Crucifixion is an ancient method of execution, whereby the condemned person is tied or nailed to a large wooden cross (of various shapes) and left to hang until dead.

It was in use particularly among the Persians, Seleucids, Carthaginians, and Romans from about the 6th century BC to the 4th century AD, when in the year 337 Emperor Constantine I abolished it in his empire, out of veneration for Jesus Christ, the most famous victim of crucifixion. It has sometimes been used even in modern times.

A crucifix, an image of Christ crucified on a cross, is for Catholic Christians the main symbol of their religion, but most Protestant Christians prefer to use a cross without the figure (the "corpus" - Latin for "body") of Christ.

Details of crucifixion

Crucifixion was almost never performed for ritual or symbolic reasons outside of Christianity, but usually to provide a death that was particularly painful (hence the term excruciating, literally "out of crucifying"), gruesome (hence dissuading against the crimes punishable by it) and public (hence the metaphorical expression "to nail to the cross"), using whatever means were most expedient for that goal. Crucifixion methods varied considerably with location and time period.

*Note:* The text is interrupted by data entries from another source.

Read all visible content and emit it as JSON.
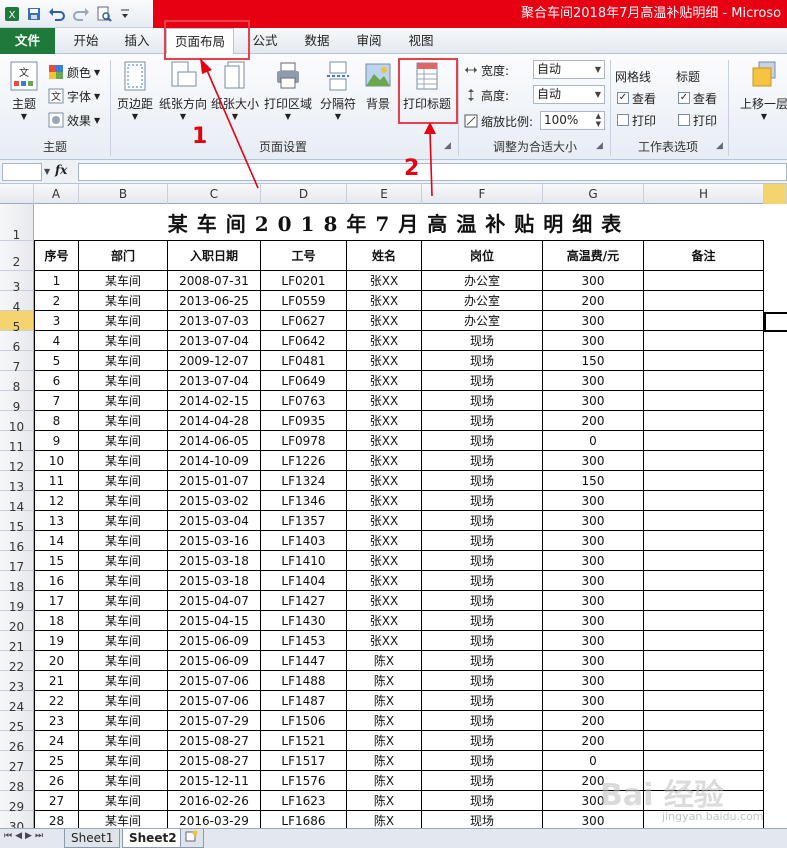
{
  "window": {
    "title": "聚合车间2018年7月高温补贴明细 - Microso"
  },
  "colors": {
    "title_bar_red": "#e60012",
    "file_tab": "#1d7a3a",
    "annotation_red": "#e60012"
  },
  "ribbon_tabs": [
    {
      "label": "文件"
    },
    {
      "label": "开始"
    },
    {
      "label": "插入"
    },
    {
      "label": "页面布局",
      "active": true
    },
    {
      "label": "公式"
    },
    {
      "label": "数据"
    },
    {
      "label": "审阅"
    },
    {
      "label": "视图"
    }
  ],
  "ribbon": {
    "theme": {
      "themes": "主题",
      "colors": "颜色",
      "fonts": "字体",
      "effects": "效果",
      "group": "主题"
    },
    "page_setup": {
      "margins": "页边距",
      "orientation": "纸张方向",
      "size": "纸张大小",
      "print_area": "打印区域",
      "breaks": "分隔符",
      "background": "背景",
      "print_titles": "打印标题",
      "group": "页面设置"
    },
    "scale": {
      "width_label": "宽度:",
      "width_value": "自动",
      "height_label": "高度:",
      "height_value": "自动",
      "scale_label": "缩放比例:",
      "scale_value": "100%",
      "group": "调整为合适大小"
    },
    "sheet_options": {
      "gridlines": "网格线",
      "headings": "标题",
      "view": "查看",
      "print": "打印",
      "group": "工作表选项"
    },
    "arrange": {
      "bring_forward": "上移一层"
    }
  },
  "formula_bar": {
    "fx": "fx",
    "value": ""
  },
  "columns": [
    "A",
    "B",
    "C",
    "D",
    "E",
    "F",
    "G",
    "H"
  ],
  "sheet": {
    "title": "某车间2018年7月高温补贴明细表",
    "headers": [
      "序号",
      "部门",
      "入职日期",
      "工号",
      "姓名",
      "岗位",
      "高温费/元",
      "备注"
    ],
    "rows": [
      [
        "1",
        "某车间",
        "2008-07-31",
        "LF0201",
        "张XX",
        "办公室",
        "300",
        ""
      ],
      [
        "2",
        "某车间",
        "2013-06-25",
        "LF0559",
        "张XX",
        "办公室",
        "200",
        ""
      ],
      [
        "3",
        "某车间",
        "2013-07-03",
        "LF0627",
        "张XX",
        "办公室",
        "300",
        ""
      ],
      [
        "4",
        "某车间",
        "2013-07-04",
        "LF0642",
        "张XX",
        "现场",
        "300",
        ""
      ],
      [
        "5",
        "某车间",
        "2009-12-07",
        "LF0481",
        "张XX",
        "现场",
        "150",
        ""
      ],
      [
        "6",
        "某车间",
        "2013-07-04",
        "LF0649",
        "张XX",
        "现场",
        "300",
        ""
      ],
      [
        "7",
        "某车间",
        "2014-02-15",
        "LF0763",
        "张XX",
        "现场",
        "300",
        ""
      ],
      [
        "8",
        "某车间",
        "2014-04-28",
        "LF0935",
        "张XX",
        "现场",
        "200",
        ""
      ],
      [
        "9",
        "某车间",
        "2014-06-05",
        "LF0978",
        "张XX",
        "现场",
        "0",
        ""
      ],
      [
        "10",
        "某车间",
        "2014-10-09",
        "LF1226",
        "张XX",
        "现场",
        "300",
        ""
      ],
      [
        "11",
        "某车间",
        "2015-01-07",
        "LF1324",
        "张XX",
        "现场",
        "150",
        ""
      ],
      [
        "12",
        "某车间",
        "2015-03-02",
        "LF1346",
        "张XX",
        "现场",
        "300",
        ""
      ],
      [
        "13",
        "某车间",
        "2015-03-04",
        "LF1357",
        "张XX",
        "现场",
        "300",
        ""
      ],
      [
        "14",
        "某车间",
        "2015-03-16",
        "LF1403",
        "张XX",
        "现场",
        "300",
        ""
      ],
      [
        "15",
        "某车间",
        "2015-03-18",
        "LF1410",
        "张XX",
        "现场",
        "300",
        ""
      ],
      [
        "16",
        "某车间",
        "2015-03-18",
        "LF1404",
        "张XX",
        "现场",
        "300",
        ""
      ],
      [
        "17",
        "某车间",
        "2015-04-07",
        "LF1427",
        "张XX",
        "现场",
        "300",
        ""
      ],
      [
        "18",
        "某车间",
        "2015-04-15",
        "LF1430",
        "张XX",
        "现场",
        "300",
        ""
      ],
      [
        "19",
        "某车间",
        "2015-06-09",
        "LF1453",
        "张XX",
        "现场",
        "300",
        ""
      ],
      [
        "20",
        "某车间",
        "2015-06-09",
        "LF1447",
        "陈X",
        "现场",
        "300",
        ""
      ],
      [
        "21",
        "某车间",
        "2015-07-06",
        "LF1488",
        "陈X",
        "现场",
        "300",
        ""
      ],
      [
        "22",
        "某车间",
        "2015-07-06",
        "LF1487",
        "陈X",
        "现场",
        "300",
        ""
      ],
      [
        "23",
        "某车间",
        "2015-07-29",
        "LF1506",
        "陈X",
        "现场",
        "200",
        ""
      ],
      [
        "24",
        "某车间",
        "2015-08-27",
        "LF1521",
        "陈X",
        "现场",
        "200",
        ""
      ],
      [
        "25",
        "某车间",
        "2015-08-27",
        "LF1517",
        "陈X",
        "现场",
        "0",
        ""
      ],
      [
        "26",
        "某车间",
        "2015-12-11",
        "LF1576",
        "陈X",
        "现场",
        "200",
        ""
      ],
      [
        "27",
        "某车间",
        "2016-02-26",
        "LF1623",
        "陈X",
        "现场",
        "300",
        ""
      ],
      [
        "28",
        "某车间",
        "2016-03-29",
        "LF1686",
        "陈X",
        "现场",
        "300",
        ""
      ]
    ]
  },
  "sheet_tabs": [
    "Sheet1",
    "Sheet2"
  ],
  "annotations": {
    "label1": "1",
    "label2": "2"
  },
  "watermark": {
    "text": "Bai 经验",
    "sub": "jingyan.baidu.com"
  }
}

The Greek and Latin words corresponding to "crucifixion" applied to many different forms of painful execution, from impaling on a stake to affixing to a tree, to an upright pole (what some call a crux simplex) or to a combination of an upright (in Latin, stipes) and a crossbeam (in Latin, patibulum).

If a crossbeam was used, the condemned man was forced to carry it on his shoulders, which would have been torn open by flagellation, to the place of execution. A whole cross would weigh well over 300 pounds (135 kilograms), but the crossbeam would weigh only 75-125 pounds (35-60 kilograms). The Roman historian Tacitus records that the city of Rome had a specific place for carrying out executions, situated outside the Esquiline Gate, and had a specific area reserved for the execution of slaves by crucifixion. Upright posts would presumably be fixed permanently in that place, and the crossbeam, with the condemned man perhaps already nailed to it, would then be attached to the post.

The person executed may sometimes have been attached to the cross by ropes, but nails are mentioned in a passage of Josephus, where he states that, at the Siege of Jerusalem (70), "the soldiers out of rage and hatred, nailed those they caught, one after one way, and another after another, to the crosses, by way of jest", and in John 20:25. Objects, such as nails, used in the execution of criminals were sought as amulets.